Mobb Deep’s Prodigy Gets Love From Hometown Crowd At ‘Farewell’ Show Before He Heads To Prison

MC's 90-minute gig is short on sentimentality: 'It's a celebration,' he says.

NEW YORK — For a farewell show, Prodigy’s performance Wednesday night at B.B. King’s Blues Club & Grill was short on sentimentality.

The Mobb Deep star pleaded guilty in October to gun-possession charges and next week will begin serving a three-and-a-half-year prison bid. The sentence has put the brakes on his rejuvenated solo career just as he’s gearing up to release his latest album, H.N.I.C. 2, which he’s been feverishly promoting.

But for P, the finale, as it was billed, turned out to be business as usual. There was barely any time for tributes.

“Standing next to me, this is my brother here,” said Havoc, the other half of Mobb Deep, midway through the set; he flanked his partner onstage throughout the set. “I’ve known him like 20 years. We went to high school together. It’s been since like ’88 or ’89. I’ve known him a long time, I consider him my brother. Give it up for family!”

“It’s a celebration, though,” Prodigy quickly cut in during the cheers, ending the only words of recognition for him all night.

With that, DJ On Point launched into “Shook Ones Pt. II,” the Queens duo’s classic hit. The crowd — littered with fans holding swirling cups of Hennessy, clad in Champion hoodies and Timbs — went wild.

“I got you stuck off the realness/ We been the infamous/ You heard of us/ Official Queensbridge murders,” Prodigy spit, as the 30-plus members of his entourage onstage, including Cormega, chanted along.

P and Hav quickly transitioned into “Quiet Storm,” then Prodigy kicked “Keep It Thoro” from his debut solo LP, before the M-O-B-B connected with their G-Unit era and went into “Have a Party.”

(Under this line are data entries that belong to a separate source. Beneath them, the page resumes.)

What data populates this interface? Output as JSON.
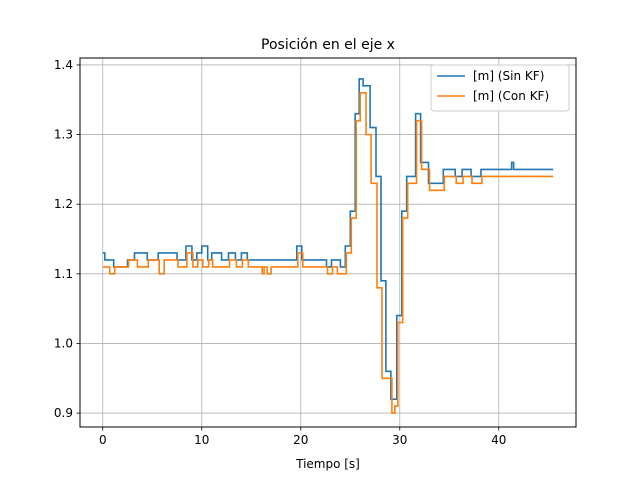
{
  "chart_data": {
    "type": "line",
    "title": "Posición en el eje x",
    "xlabel": "Tiempo [s]",
    "ylabel": "",
    "xlim": [
      -2.3,
      47.8
    ],
    "ylim": [
      0.88,
      1.41
    ],
    "xticks": [
      0,
      10,
      20,
      30,
      40
    ],
    "yticks": [
      0.9,
      1.0,
      1.1,
      1.2,
      1.3,
      1.4
    ],
    "xtick_labels": [
      "0",
      "10",
      "20",
      "30",
      "40"
    ],
    "ytick_labels": [
      "0.9",
      "1.0",
      "1.1",
      "1.2",
      "1.3",
      "1.4"
    ],
    "grid": true,
    "legend_position": "top-right",
    "step": true,
    "series": [
      {
        "name": "[m] (Sin KF)",
        "color": "#1f77b4",
        "x": [
          0,
          0.2,
          1.1,
          2.5,
          3.2,
          4.5,
          5.6,
          6.1,
          7.5,
          8.4,
          9.0,
          9.5,
          10.0,
          10.6,
          11.0,
          12.0,
          12.7,
          13.4,
          14.0,
          14.6,
          15.9,
          16.2,
          16.5,
          16.9,
          19.0,
          19.6,
          20.1,
          20.9,
          22.1,
          22.6,
          23.1,
          23.6,
          24.0,
          24.5,
          25.0,
          25.5,
          25.9,
          26.3,
          26.5,
          27.0,
          27.6,
          28.1,
          28.6,
          29.1,
          29.7,
          30.2,
          30.7,
          31.2,
          31.6,
          32.1,
          32.9,
          33.4,
          34.4,
          35.6,
          36.3,
          37.2,
          38.2,
          41.3,
          41.5,
          45.5
        ],
        "y": [
          1.13,
          1.12,
          1.11,
          1.12,
          1.13,
          1.12,
          1.13,
          1.13,
          1.12,
          1.14,
          1.12,
          1.13,
          1.14,
          1.12,
          1.13,
          1.12,
          1.13,
          1.12,
          1.13,
          1.12,
          1.12,
          1.12,
          1.12,
          1.12,
          1.12,
          1.14,
          1.12,
          1.12,
          1.12,
          1.11,
          1.12,
          1.12,
          1.11,
          1.14,
          1.19,
          1.33,
          1.38,
          1.37,
          1.37,
          1.31,
          1.24,
          1.09,
          0.96,
          0.92,
          1.04,
          1.19,
          1.24,
          1.24,
          1.33,
          1.26,
          1.23,
          1.23,
          1.25,
          1.24,
          1.25,
          1.24,
          1.25,
          1.26,
          1.25,
          1.25
        ]
      },
      {
        "name": "[m] (Con KF)",
        "color": "#ff7f0e",
        "x": [
          0,
          0.3,
          0.7,
          1.2,
          2.6,
          3.5,
          4.6,
          5.5,
          5.7,
          6.2,
          7.6,
          8.5,
          9.1,
          9.6,
          10.1,
          10.7,
          11.1,
          12.1,
          12.8,
          13.5,
          14.1,
          14.7,
          15.6,
          16.1,
          16.3,
          16.6,
          17.0,
          19.1,
          19.7,
          20.2,
          21.0,
          22.2,
          22.7,
          23.2,
          23.7,
          24.1,
          24.6,
          25.1,
          25.6,
          26.0,
          26.4,
          26.6,
          27.1,
          27.7,
          28.2,
          28.7,
          29.2,
          29.5,
          29.8,
          30.3,
          30.8,
          31.3,
          31.7,
          32.2,
          33.0,
          34.5,
          35.7,
          36.4,
          37.3,
          38.3,
          41.4,
          45.5
        ],
        "y": [
          1.11,
          1.11,
          1.1,
          1.11,
          1.12,
          1.11,
          1.12,
          1.12,
          1.1,
          1.12,
          1.11,
          1.13,
          1.11,
          1.12,
          1.11,
          1.12,
          1.11,
          1.11,
          1.12,
          1.11,
          1.12,
          1.11,
          1.11,
          1.1,
          1.11,
          1.1,
          1.11,
          1.11,
          1.13,
          1.11,
          1.11,
          1.11,
          1.1,
          1.11,
          1.1,
          1.1,
          1.13,
          1.18,
          1.32,
          1.36,
          1.36,
          1.3,
          1.23,
          1.08,
          0.95,
          0.95,
          0.9,
          0.91,
          1.03,
          1.18,
          1.23,
          1.23,
          1.32,
          1.25,
          1.22,
          1.24,
          1.23,
          1.24,
          1.23,
          1.24,
          1.24,
          1.24
        ]
      }
    ]
  }
}
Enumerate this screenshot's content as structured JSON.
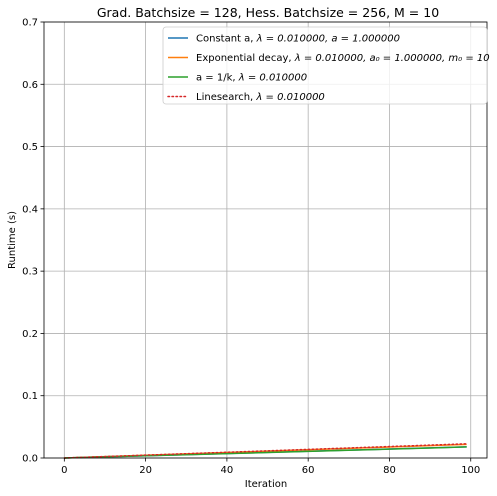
{
  "chart_data": {
    "type": "line",
    "title": "Grad. Batchsize = 128, Hess. Batchsize = 256, M = 10",
    "xlabel": "Iteration",
    "ylabel": "Runtime (s)",
    "xlim": [
      -5,
      104
    ],
    "ylim": [
      0.0,
      0.7
    ],
    "xticks": [
      0,
      20,
      40,
      60,
      80,
      100
    ],
    "yticks": [
      0.0,
      0.1,
      0.2,
      0.3,
      0.4,
      0.5,
      0.6,
      0.7
    ],
    "xtick_labels": [
      "0",
      "20",
      "40",
      "60",
      "80",
      "100"
    ],
    "ytick_labels": [
      "0.0",
      "0.1",
      "0.2",
      "0.3",
      "0.4",
      "0.5",
      "0.6",
      "0.7"
    ],
    "grid": true,
    "legend_position": "top-right",
    "x": [
      0,
      10,
      20,
      30,
      40,
      50,
      60,
      70,
      80,
      90,
      99
    ],
    "series": [
      {
        "name": "Constant a, λ = 0.010000, a = 1.000000",
        "legend": {
          "prefix": "Constant a, ",
          "math": "λ = 0.010000, a = 1.000000"
        },
        "color": "#1f77b4",
        "style": "solid",
        "values": [
          0.0,
          0.002,
          0.0036,
          0.0054,
          0.0072,
          0.009,
          0.0108,
          0.0126,
          0.0144,
          0.0162,
          0.0179
        ]
      },
      {
        "name": "Exponential decay, λ = 0.010000, a0 = 1.000000, m0 = 10",
        "legend": {
          "prefix": "Exponential decay, ",
          "math": "λ = 0.010000, a₀ = 1.000000, m₀ = 10"
        },
        "color": "#ff7f0e",
        "style": "solid",
        "values": [
          0.0,
          0.0022,
          0.0044,
          0.0066,
          0.0088,
          0.011,
          0.0132,
          0.0154,
          0.0176,
          0.0198,
          0.0218
        ]
      },
      {
        "name": "a = 1/k, λ = 0.010000",
        "legend": {
          "prefix": "a = 1/k, ",
          "math": "λ = 0.010000"
        },
        "color": "#2ca02c",
        "style": "solid",
        "values": [
          0.0,
          0.002,
          0.0036,
          0.0053,
          0.007,
          0.0088,
          0.0106,
          0.0124,
          0.0142,
          0.016,
          0.0178
        ]
      },
      {
        "name": "Linesearch, λ = 0.010000",
        "legend": {
          "prefix": "Linesearch, ",
          "math": "λ = 0.010000"
        },
        "color": "#d62728",
        "style": "dotted",
        "values": [
          0.0,
          0.0023,
          0.0046,
          0.0069,
          0.0092,
          0.0115,
          0.0138,
          0.0161,
          0.0184,
          0.0207,
          0.0228
        ]
      }
    ]
  }
}
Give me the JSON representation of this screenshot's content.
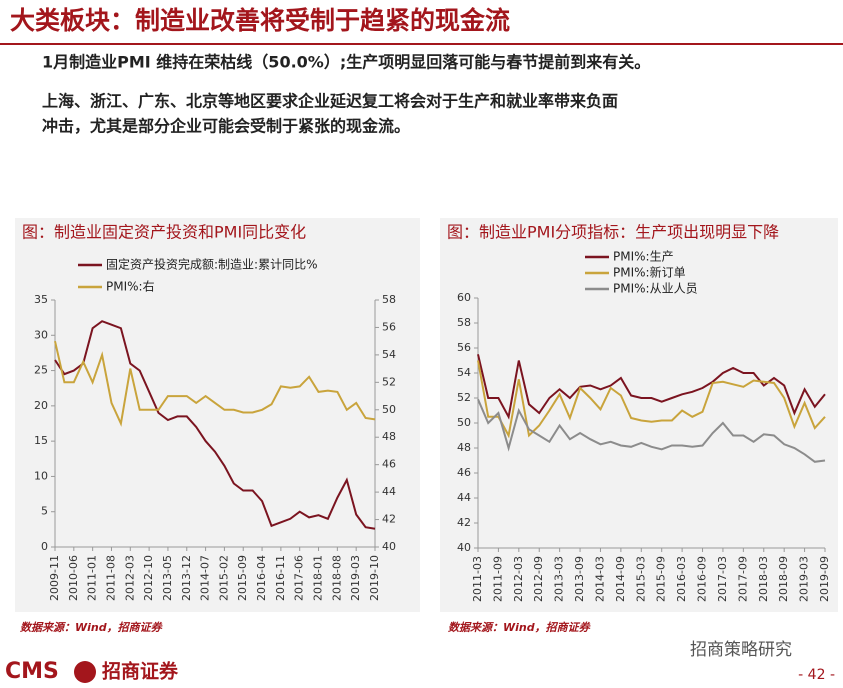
{
  "header": {
    "title": "大类板块：制造业改善将受制于趋紧的现金流"
  },
  "paragraphs": [
    "1月制造业PMI 维持在荣枯线（50.0%）;生产项明显回落可能与春节提前到来有关。",
    "上海、浙江、广东、北京等地区要求企业延迟复工将会对于生产和就业率带来负面",
    "冲击，尤其是部分企业可能会受制于紧张的现金流。"
  ],
  "chart_data": [
    {
      "type": "line",
      "title": "图：制造业固定资产投资和PMI同比变化",
      "categories": [
        "2009-11",
        null,
        "2010-06",
        null,
        "2011-01",
        null,
        "2011-08",
        null,
        "2012-03",
        null,
        "2012-10",
        null,
        "2013-05",
        null,
        "2013-12",
        null,
        "2014-07",
        null,
        "2015-02",
        null,
        "2015-09",
        null,
        "2016-04",
        null,
        "2016-11",
        null,
        "2017-06",
        null,
        "2018-01",
        null,
        "2018-08",
        null,
        "2019-03",
        null,
        "2019-10"
      ],
      "series": [
        {
          "name": "固定资产投资完成额:制造业:累计同比%",
          "color": "#7b1420",
          "values": [
            26.5,
            24.5,
            25,
            26,
            31,
            32,
            31.5,
            31,
            26,
            25,
            22,
            19,
            18,
            18.5,
            18.5,
            17,
            15,
            13.5,
            11.5,
            9,
            8,
            8,
            6.5,
            3,
            3.5,
            4,
            5,
            4.2,
            4.5,
            4,
            7,
            9.5,
            4.6,
            2.8,
            2.6
          ]
        },
        {
          "name": "PMI%:右",
          "color": "#c9a43c",
          "axis": "y2",
          "values": [
            55,
            52,
            52,
            53.5,
            52,
            54,
            50.5,
            49,
            53,
            50,
            50,
            50,
            51,
            51,
            51,
            50.5,
            51,
            50.5,
            50,
            50,
            49.8,
            49.8,
            50,
            50.4,
            51.7,
            51.6,
            51.7,
            52.4,
            51.3,
            51.4,
            51.3,
            50,
            50.5,
            49.4,
            49.3
          ]
        }
      ],
      "ylim": [
        0,
        35
      ],
      "yticks": [
        0,
        5,
        10,
        15,
        20,
        25,
        30,
        35
      ],
      "y2lim": [
        40,
        58
      ],
      "y2ticks": [
        40,
        42,
        44,
        46,
        48,
        50,
        52,
        54,
        56,
        58
      ]
    },
    {
      "type": "line",
      "title": "图：制造业PMI分项指标：生产项出现明显下降",
      "categories": [
        "2011-03",
        null,
        "2011-09",
        null,
        "2012-03",
        null,
        "2012-09",
        null,
        "2013-03",
        null,
        "2013-09",
        null,
        "2014-03",
        null,
        "2014-09",
        null,
        "2015-03",
        null,
        "2015-09",
        null,
        "2016-03",
        null,
        "2016-09",
        null,
        "2017-03",
        null,
        "2017-09",
        null,
        "2018-03",
        null,
        "2018-09",
        null,
        "2019-03",
        null,
        "2019-09"
      ],
      "series": [
        {
          "name": "PMI%:生产",
          "color": "#7b1420",
          "values": [
            55.5,
            52,
            52,
            50.5,
            55,
            51.5,
            50.8,
            52,
            52.7,
            52,
            52.9,
            53,
            52.7,
            53,
            53.6,
            52.2,
            52,
            52,
            51.7,
            52,
            52.3,
            52.5,
            52.8,
            53.3,
            54,
            54.4,
            54,
            54,
            53,
            53.6,
            53,
            50.8,
            52.7,
            51.3,
            52.3
          ]
        },
        {
          "name": "PMI%:新订单",
          "color": "#c9a43c",
          "values": [
            55,
            50.5,
            50.5,
            49,
            53.5,
            49,
            49.8,
            51,
            52.3,
            50.4,
            52.8,
            52,
            51.1,
            52.8,
            52.2,
            50.4,
            50.2,
            50.1,
            50.2,
            50.2,
            51,
            50.5,
            50.9,
            53.2,
            53.3,
            53.1,
            52.9,
            53.4,
            53.3,
            53.2,
            52,
            49.7,
            51.6,
            49.6,
            50.5
          ]
        },
        {
          "name": "PMI%:从业人员",
          "color": "#8c8c8c",
          "values": [
            51.9,
            50,
            50.8,
            48,
            51,
            49.5,
            49,
            48.5,
            49.8,
            48.7,
            49.2,
            48.7,
            48.3,
            48.5,
            48.2,
            48.1,
            48.4,
            48.1,
            47.9,
            48.2,
            48.2,
            48.1,
            48.2,
            49.2,
            50,
            49,
            49,
            48.5,
            49.1,
            49,
            48.3,
            48,
            47.5,
            46.9,
            47
          ]
        }
      ],
      "ylim": [
        40,
        60
      ],
      "yticks": [
        40,
        42,
        44,
        46,
        48,
        50,
        52,
        54,
        56,
        58,
        60
      ]
    }
  ],
  "sources": [
    "数据来源：Wind，招商证券",
    "数据来源：Wind，招商证券"
  ],
  "footer": {
    "logo": "CMS",
    "brand": "招商证券",
    "watermark": "招商策略研究",
    "page": "- 42 -"
  }
}
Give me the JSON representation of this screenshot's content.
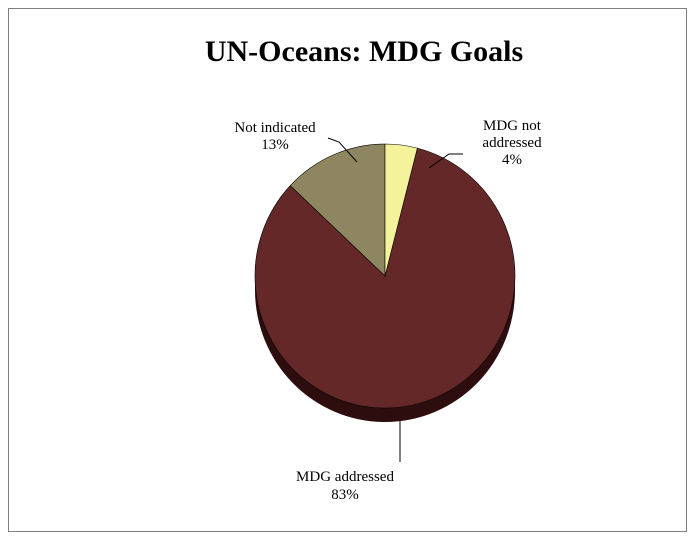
{
  "chart_data": {
    "type": "pie",
    "title": "UN-Oceans: MDG Goals",
    "slices": [
      {
        "name": "MDG addressed",
        "value": 83,
        "label": "MDG  addressed",
        "percent_label": "83%",
        "color": "#652828"
      },
      {
        "name": "Not indicated",
        "value": 13,
        "label": "Not indicated",
        "percent_label": "13%",
        "color": "#8d8660"
      },
      {
        "name": "MDG not addressed",
        "value": 4,
        "label": "MDG  not addressed",
        "label_lines": [
          "MDG  not",
          "addressed"
        ],
        "percent_label": "4%",
        "color": "#f4f39b"
      }
    ],
    "legend": false,
    "style": "3d-pie"
  }
}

Prodigy kept the capacity crowd off balance for the majority of the night. Vintage Mobb tracks were performed between a number of standout cuts from the upcoming H.N.I.C. 2.

“Real Power,” with its woozy, minimal beat and chanted chorus, made it feel like a New York summer night in 1994.

“F— jewelry, f— rims,” P rapped on the grimey track. And sure enough, before the song, P took his hoodie and chains off. His crew did the same and a chain went flying into the crowd as someone pumped their fist a little too enthusiastically to the song. Maserati Fox dived off the stage and parted the crowd to get it back.

Prodigy brought out Un Pacino for another new track, “Three Stacks”; Mega joined him to spit a quick a cappella verse.

But after 90 minutes onstage and with the time nearing midnight, P began a list of shout outs: to 50 Cent, to G-Unit, and to his grandmother, “the original H.N.I.C.”

P then dove into one more track to end the night, “Dirty New Yorker,” from his new album. But it was only for one verse, and by that time Prodigy’s voice was getting hoarse.

However, it was a fitting cap to the evening. “Everyone, one love,” P said plainly as he exited the stage. “We had fun.”